To make this biomass product effectively marketable, several key cost components were scrutinized to identify cost containment tasks while implementing low-carbon and efficient logistical operations and procedures. Traditional fiber harvest costs, inland transportation costs and ocean freight costs are the key variables to the supply chain success.

These three cost centers are dramatically mitigated by: sourcing only low-value fiber as mentioned above; collecting and transporting up to 70 percent of that fiber to the processing plant by rail (from and to St. John, Quebec, and Millinocket, Maine,  direct to the E=MC3  fiber hub yard at the Port of Searsport); establishing a meaningful alliance with a vessel owner-operator with the capacity to dedicate vessels for the E=MC3 program; and by bundling and handling the fiber in a highly compacted or densified medium. As a result of the above cost containment measures, E=MC3 biomass is a low-cost supplementary alternative to wood pellets.

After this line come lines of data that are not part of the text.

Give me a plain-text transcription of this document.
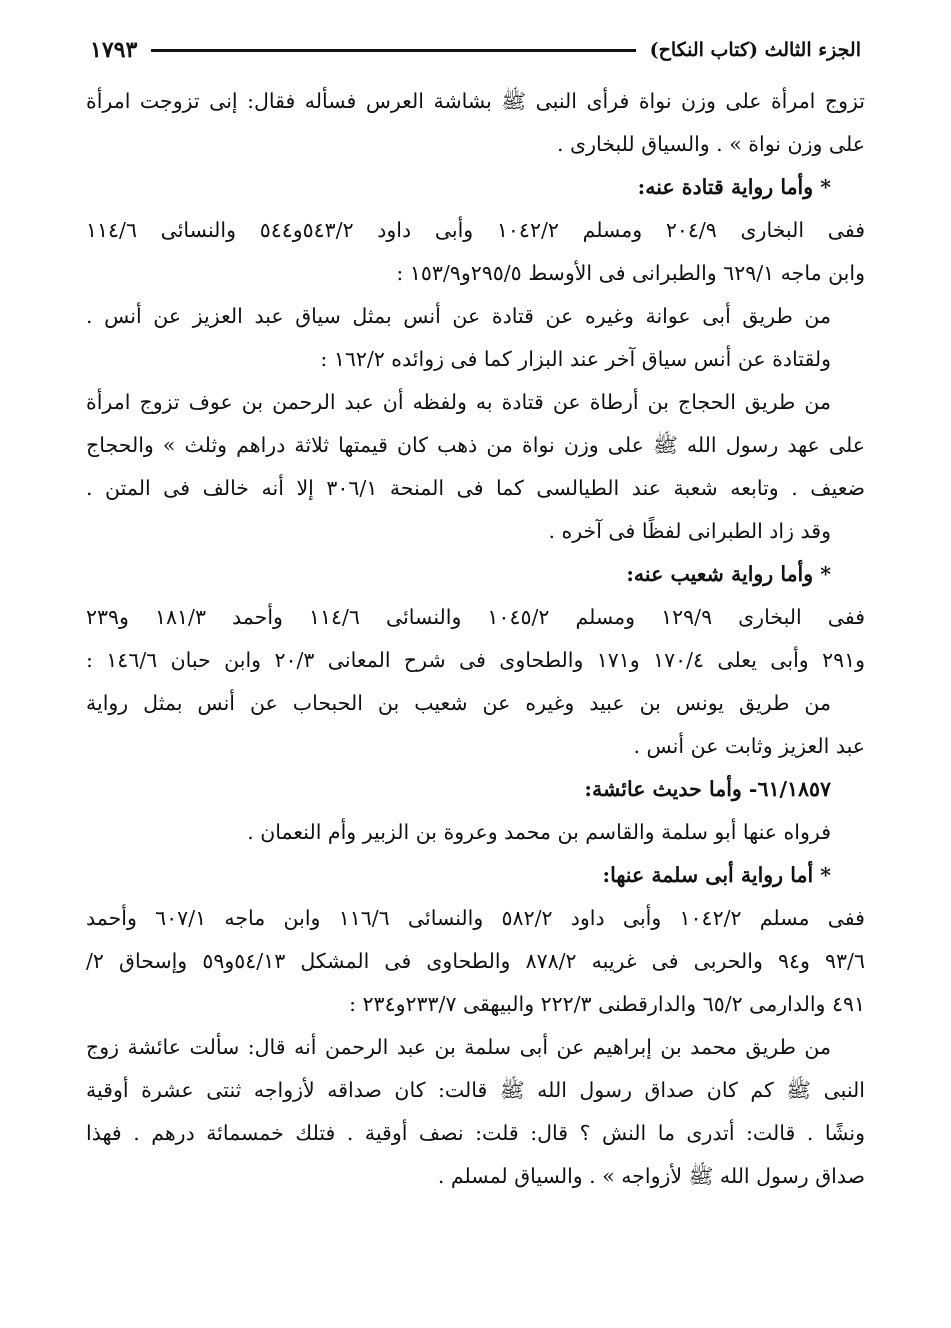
الجزء الثالث (كتاب النكاح)
١٧٩٣
تزوج امرأة على وزن نواة فرأى النبى ﷺ بشاشة العرس فسأله فقال: إنى تزوجت امرأة
على وزن نواة » . والسياق للبخارى .
* وأما رواية قتادة عنه:
ففى البخارى ٢٠٤/٩ ومسلم ١٠٤٢/٢ وأبى داود ٥٤٣/٢و٥٤٤ والنسائى ١١٤/٦
وابن ماجه ٦٢٩/١ والطبرانى فى الأوسط ٢٩٥/٥و١٥٣/٩ :
من طريق أبى عوانة وغيره عن قتادة عن أنس بمثل سياق عبد العزيز عن أنس .
ولقتادة عن أنس سياق آخر عند البزار كما فى زوائده ١٦٢/٢ :
من طريق الحجاج بن أرطاة عن قتادة به ولفظه أن عبد الرحمن بن عوف تزوج امرأة
على عهد رسول الله ﷺ على وزن نواة من ذهب كان قيمتها ثلاثة دراهم وثلث » والحجاج
ضعيف . وتابعه شعبة عند الطيالسى كما فى المنحة ٣٠٦/١ إلا أنه خالف فى المتن .
وقد زاد الطبرانى لفظًا فى آخره .
* وأما رواية شعيب عنه:
ففى البخارى ١٢٩/٩ ومسلم ١٠٤٥/٢ والنسائى ١١٤/٦ وأحمد ١٨١/٣ و٢٣٩
و٢٩١ وأبى يعلى ١٧٠/٤ و١٧١ والطحاوى فى شرح المعانى ٢٠/٣ وابن حبان ١٤٦/٦ :
من طريق يونس بن عبيد وغيره عن شعيب بن الحبحاب عن أنس بمثل رواية
عبد العزيز وثابت عن أنس .
٦١/١٨٥٧- وأما حديث عائشة:
فرواه عنها أبو سلمة والقاسم بن محمد وعروة بن الزبير وأم النعمان .
* أما رواية أبى سلمة عنها:
ففى مسلم ١٠٤٢/٢ وأبى داود ٥٨٢/٢ والنسائى ١١٦/٦ وابن ماجه ٦٠٧/١ وأحمد
٩٣/٦ و٩٤ والحربى فى غريبه ٨٧٨/٢ والطحاوى فى المشكل ٥٤/١٣و٥٩ وإسحاق ٢/
٤٩١ والدارمى ٦٥/٢ والدارقطنى ٢٢٢/٣ والبيهقى ٢٣٣/٧و٢٣٤ :
من طريق محمد بن إبراهيم عن أبى سلمة بن عبد الرحمن أنه قال: سألت عائشة زوج
النبى ﷺ كم كان صداق رسول الله ﷺ قالت: كان صداقه لأزواجه ثنتى عشرة أوقية
ونشًا . قالت: أتدرى ما النش ؟ قال: قلت: نصف أوقية . فتلك خمسمائة درهم . فهذا
صداق رسول الله ﷺ لأزواجه » . والسياق لمسلم .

By getting ahead of the curve with woody biomass cogeneration or combined-heat-and-power (CHP), operators can substantiate their commitment to sourcing renewable energy products at the lowest carbon footprint cost available. A quick review of woody biomass versus wood pellets includes the following points:

• To produce 1 million metric tons (MT) of wood pellets requires roughly 2.2 million MT U.S. tons of wood chips.

• Production of 1 million MT of wood pellets requires approximately 21 acres of forest clearing per day.

• Wood pellets produce about 17 GJ of energy per MT while the E=MC3 material is roughly 13 GJ per MT.

• The carbon footprint to process wood pellets is approximately three times the cost to phytosanitize wood chip residual.

• A 2020 forward looking FOB-NWE price for wood pellets from Northeast U.S. and Canada is projected to be approximately $160.00 per MT, or $9.41 per GJ, and for phytosanitized biomass wood chips, approximately $82 per MT, or $6.30 per GJ.

Our ocean freight owner operator will execute agreements direct with buyers to mitigate or remove any risk mark-ups, and thereby hold prices down. Stowage and ocean loading density is equivalent to wood pellets, so the ocean freight is no longer the upset factor in this supply chain.

High-energy, high-density, baled woody biomass does not require outside buildings or storage structures. The E=MC3 material can be stored at the origination port for extended periods, waiting for will-calls or to provide a long-term, high-volume supply solutions for biomass that: do not degrade when moving; creates no dust particulate in handling or loading; has no off-gassing characteristics; eliminates combustible pile scenarios and the requirement for high-cost pellet storage facilities; extends life-cycle of the biomass, and is delivered in unitized quantities and sizes applicable to metric transportation requirements.

The above is a snapshot of the benefits to investigating how E=MC3 woody biomass can become an essential part of any CHP plant’s long-term environmental planning. E=MC3 is not a replacement product for wood pellets, however. Rather, it is a supplementary alternative to any CHP plant’s need for sustainable supplies—the addition of the E=MC3 technology to the procurement mix will enhance the environmental credentials of the CHP plant, as well as bottom line margins by blending a low-cost product with pellets.

Several major CHP plants have begun the process of evaluating E=MC3 as a viable woody biomass source. E=MC3 is especially attractive to those CHP plants with their own receiving dock located at their plants. Currently, two major inland wood fiber production, processing and distribution yards are exploring the opportunity to import E=MC3 to their facilities for subsequent inland distribution to plants in remote locations.

EMC3 will present all of the above at the upcoming 2020 International Biomass Conference & Expo in Nashville, Tennessee, Feb. 3-5.